The information about the maximum frame rate (140fps on GTX 1070, 47fps on Snapdragon 855 and 12fps on Raspberry Pi 4) is obtained using --rate 0.0 which means evaluating the negative (no license plate) image only. The minimum frame rate could be obtained using --rate 1.0 which means evaluating the positive image only (all images on the video stream have a license plate). In real life, very few frames from a video stream will contain a license plate (--rate < 0.01).

Examples

  • For example, on Raspberry Pi you may call the benchmark application using the following command:
LD_LIBRARY_PATH=../../../binaries/raspbian/armv7l:$LD_LIBRARY_PATH ./benchmark \
    --positive ../../../assets/images/lic_us_1280x720.jpg \
    --negative ../../../assets/images/london_traffic.jpg \
    --assets ../../../assets \
    --charset latin \
    --loops 100 \
    --rate 0.2 \
    --parallel true \
    --rectify false
  • On NVIDIA Jetson, you'll need to generate the models as explained here, put the device on maximum performance mode (sudo nvpmodel -m 0 && sudo jetson_clocks), then run:
LD_LIBRARY_PATH=../../../binaries/jetson/aarch64:$LD_LIBRARY_PATH ./benchmark \
    --positive ../../../assets/images/lic_us_1280x720.jpg \
    --negative ../../../assets/images/london_traffic.jpg \
    --assets ../../../assets \
    --charset latin \
    --loops 100 \
    --rate 0.2 \
    --parallel true \
    --rectify false

or

LD_LIBRARY_PATH=../../../binaries/jetson_tftrt/aarch64:$LD_LIBRARY_PATH ./benchmark \
    --positive ../../../assets/images/lic_us_1280x720.jpg \
    --negative ../../../assets/images/london_traffic.jpg \
    --assets ../../../assets \
    --charset latin \
    --loops 100 \
    --rate 0.2 \
    --parallel true \
    --rectify false

The difference between jetson_tftrt and jetson binaries is explained here.

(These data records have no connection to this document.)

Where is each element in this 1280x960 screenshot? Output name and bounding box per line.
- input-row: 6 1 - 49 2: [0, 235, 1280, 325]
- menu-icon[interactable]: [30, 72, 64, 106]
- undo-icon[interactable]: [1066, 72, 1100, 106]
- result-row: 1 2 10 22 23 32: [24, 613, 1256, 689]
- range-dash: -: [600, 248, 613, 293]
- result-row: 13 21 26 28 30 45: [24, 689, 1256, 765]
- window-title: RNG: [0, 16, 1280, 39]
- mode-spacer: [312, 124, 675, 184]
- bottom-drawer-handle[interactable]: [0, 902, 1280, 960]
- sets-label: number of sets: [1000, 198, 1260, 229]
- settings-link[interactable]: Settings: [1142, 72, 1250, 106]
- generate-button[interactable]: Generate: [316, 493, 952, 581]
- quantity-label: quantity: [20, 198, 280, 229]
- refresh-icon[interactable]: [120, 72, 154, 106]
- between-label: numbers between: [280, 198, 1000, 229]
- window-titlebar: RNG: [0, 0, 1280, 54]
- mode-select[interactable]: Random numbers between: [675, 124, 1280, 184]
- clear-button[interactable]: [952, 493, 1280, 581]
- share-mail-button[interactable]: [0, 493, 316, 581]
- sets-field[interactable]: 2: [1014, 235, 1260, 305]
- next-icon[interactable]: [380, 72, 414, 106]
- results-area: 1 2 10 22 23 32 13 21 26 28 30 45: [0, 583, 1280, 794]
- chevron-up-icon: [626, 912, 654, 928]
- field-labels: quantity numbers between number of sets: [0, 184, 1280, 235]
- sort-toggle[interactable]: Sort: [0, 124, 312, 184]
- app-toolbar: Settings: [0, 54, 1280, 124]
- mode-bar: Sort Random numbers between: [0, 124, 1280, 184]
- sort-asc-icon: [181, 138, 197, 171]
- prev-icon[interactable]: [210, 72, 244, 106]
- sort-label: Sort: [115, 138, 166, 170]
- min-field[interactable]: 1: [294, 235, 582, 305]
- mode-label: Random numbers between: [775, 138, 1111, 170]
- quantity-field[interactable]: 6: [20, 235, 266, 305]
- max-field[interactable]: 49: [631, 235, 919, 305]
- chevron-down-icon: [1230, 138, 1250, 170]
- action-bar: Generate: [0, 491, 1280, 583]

  • On Linux x86_64, you may use the next command:
LD_LIBRARY_PATH=../../../binaries/linux/x86_64:$LD_LIBRARY_PATH ./benchmark \
    --positive ../../../assets/images/lic_us_1280x720.jpg \
    --negative ../../../assets/images/london_traffic.jpg \
    --assets ../../../assets \
    --charset latin \
    --loops 100 \
    --rate 0.2 \
    --parallel true
  • On Linux aarch64, you may use the next command:
LD_LIBRARY_PATH=../../../binaries/linux/aarch64:$LD_LIBRARY_PATH ./benchmark \
    --positive ../../../assets/images/lic_us_1280x720.jpg \
    --negative ../../../assets/images/london_traffic.jpg \
    --assets ../../../assets \
    --charset latin \
    --loops 100 \
    --rate 0.2 \
    --parallel true
  • On Windows x86_64, you may use the next command:
benchmark.exe ^
    --positive ../../../assets/images/lic_us_1280x720.jpg ^
    --negative ../../../assets/images/london_traffic.jpg ^
    --assets ../../../assets ^
    --charset latin ^
    --loops 100 ^
    --rate 0.2 ^
    --parallel true

Please note that if you're cross compiling the application then you've to make sure to copy the application and both the assets and binaries folders to the target device.